万一婚前妾有了孩子,那对日后的明媒正娶也会有影响,有头有脸的小姐都不愿意有个庶出在前,太容易影响夫妻感情,对以后的嫡出也是威胁。
所以无论从哪个角度看,白君瑜的大伯给他送妾,都是说不过去的。
“白夫人没有回绝吗?”祁襄问。这事只有白夫人和奉北将军有资格为白君瑜回绝。
白如忧心道:“大爷话里的意思是这事老太太也知道,夫人就不好说了。”
如果是白祖母示意的,那这事还真不好办。不过,也不是没办法。
“那姑娘什么来历?”祁襄得多问几句,才能确定方法是否可行。
白如说:“是大夫人身边的丫鬟,前几年买回来的,□□了几年。”
既然只是个丫鬟,那更好办了。祁襄问:“君瑜在奉北将军府吗?”
“我们少爷前两年在将军府旁边设了个院子,平日里从院子进出的比较多,只晚上回将军府用饭。”
祁襄食指在桌上轻点了两下,“君瑜送这么多东西过来,不当面道谢总不过意,不知我前去是否方便?”
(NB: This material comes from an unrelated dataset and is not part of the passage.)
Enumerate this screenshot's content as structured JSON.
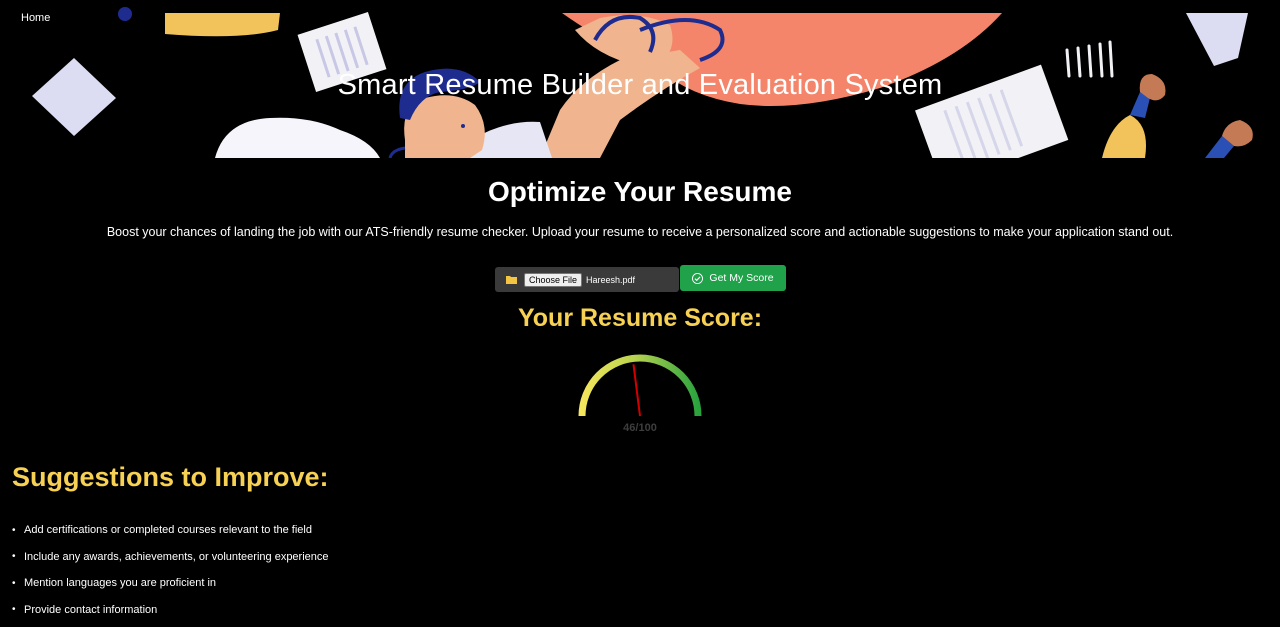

“当然方便。公子现在去吗?”白如只以为祁襄是要谢白君瑜,之前两个人有些不愉快,原由他也知道,现在和解了,祁襄愿意登门,这不更说明这事翻篇了嘛!再说祁襄现在是良籍了,去哪都方便。
“去吧,待我换身衣服就走。”
白君瑜的另设的院子不大,二进的规制,紧挨着奉北将军府。这个宅子与将军府从内打通,也新做了连接的围墙,形成一个整体。在白君瑜这个官衔上来说,已经是简朴了。照理说以白君瑜的军功,皇上完全可以赏他一个府邸。之所以没动静,估计是提过被谢绝了,否则这种看似分院,实则扩大了将军府的事,早被言官参了。